CBRE points to tightening conditions challenging tenants from both cost and availability perspectives in most downtown areas. The report also shows little change in suburban office markets.
Drilling down into the numbers, Atlanta, overall office vacancy in Atlanta has dropped below 20%, nearing the pre-recession levels, according to CBRE's Southeast research director Dan Wagner. The core submarkets of Buckhead and Central Perimeter are most sought after for tenant relocation and expansion, and consequently, prime markets for potential new development.
“Market fundamentals have improved incrementally over the last several quarters in core urban and suburban submarkets,” Wagner says. “Conditions in areas such as Buckhead and Central Perimeter have recovered to a point where rents are experiencing some growth and concessions are tightening. Consequently, a lack of suitable large-block space options in these markets has favored landlords and also spurred new speculative development activity.
All told, the metro Atlanta area posted 808,179 square feet of positive net absorption in the second quarter.
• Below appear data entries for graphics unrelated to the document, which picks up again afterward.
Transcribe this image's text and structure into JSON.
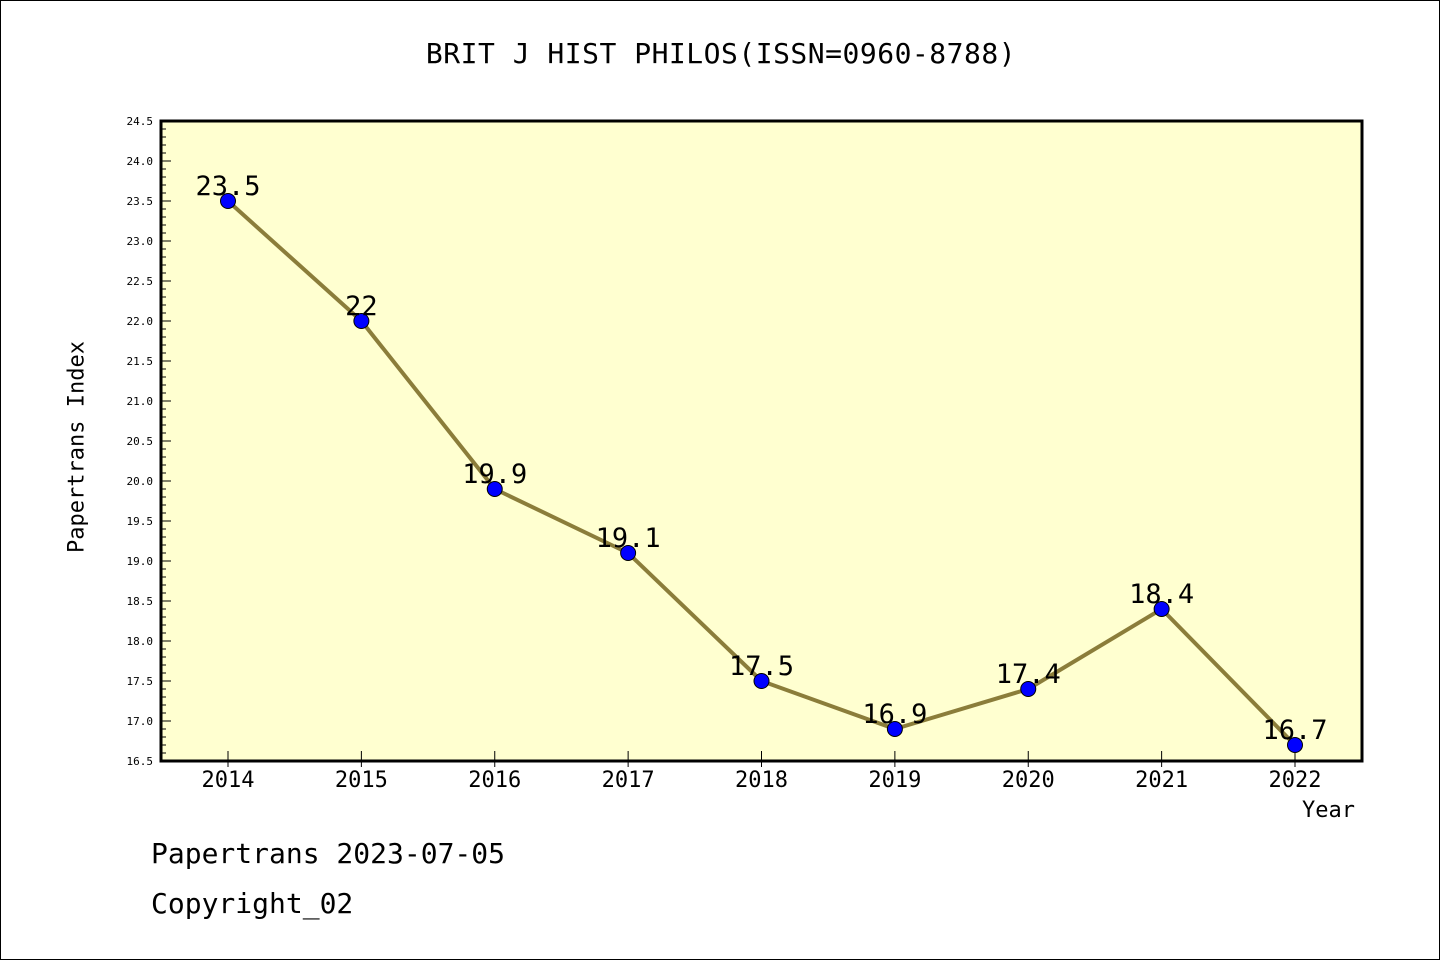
{
  "chart_data": {
    "type": "line",
    "title": "BRIT J HIST PHILOS(ISSN=0960-8788)",
    "xlabel": "Year",
    "ylabel": "Papertrans Index",
    "categories": [
      "2014",
      "2015",
      "2016",
      "2017",
      "2018",
      "2019",
      "2020",
      "2021",
      "2022"
    ],
    "values": [
      23.5,
      22.0,
      19.9,
      19.1,
      17.5,
      16.9,
      17.4,
      18.4,
      16.7
    ],
    "value_labels": [
      "23.5",
      "22",
      "19.9",
      "19.1",
      "17.5",
      "16.9",
      "17.4",
      "18.4",
      "16.7"
    ],
    "ylim": [
      16.5,
      24.5
    ],
    "yticks": [
      "16.5",
      "17.0",
      "17.5",
      "18.0",
      "18.5",
      "19.0",
      "19.5",
      "20.0",
      "20.5",
      "21.0",
      "21.5",
      "22.0",
      "22.5",
      "23.0",
      "23.5",
      "24.0",
      "24.5"
    ],
    "grid": false,
    "legend": "none",
    "colors": {
      "plot_background": "#ffffd0",
      "line": "#8b7d3a",
      "marker": "#0000ff"
    }
  },
  "footer": {
    "line1": "Papertrans 2023-07-05",
    "line2": "Copyright_02"
  }
}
Overall asking rental rates for Atlanta's office market increased slightly in the second quarter of 2014. The average overall asking rate increased by 14-cents per square foot to an average of $20.51 per square foot. Those figures further support a landlord's market.
Pulling back the lens, the US vacancy rate gradually declined over the past three years and is at the mid-point between its pre-recession low and recessionary peak of 14.5% in the second quarter of 2014. Downtown markets in Denver, Houston, San Francisco, Manhattan, Atlanta, Boston, and Seattle are landlord-favorable, while Dallas-Ft. Worth, Los Angeles, Philadelphia, Chicago and Washington, DC, are still tenant-favorable, but approaching a tipping point.
“By virtually all metrics, the second quarter of 2014 was one of the most robust in years in the office market with more than 15 million square feet of positive net absorption—the highest quarterly figure since 2007,” says Colin Yasukochi, director of research and analysis for CBRE. “Healthy job growth and historically low levels of new construction means that companies need more space to put these employees, but with limited new supply, we're now seeing a supply-demand imbalance in many key markets. This is very positive for landlords, but challenging for tenants.”
Leasing activity in almost every market is being led by the high-tech sector. High-tech companies accounted for 19.9% of all US major leasing activity in the first half of 2014. Financial services and business services were the second and third most active sectors, at 12.4% and 10.6%, respectively.
“Tightening labor markets and rising rents are causing tenants to be more focused on location strategies,” says Whitley Collins, who leads CBRE's Occupier Services Division in the Americas. “As we move toward owner-favorable markets in some downtown areas, tenants who have leases coming due in the next three to five years need to lock in long-term leases in downtown areas now, or consider relocation to a suburban office market where tenants continue to be in the driver's seat.”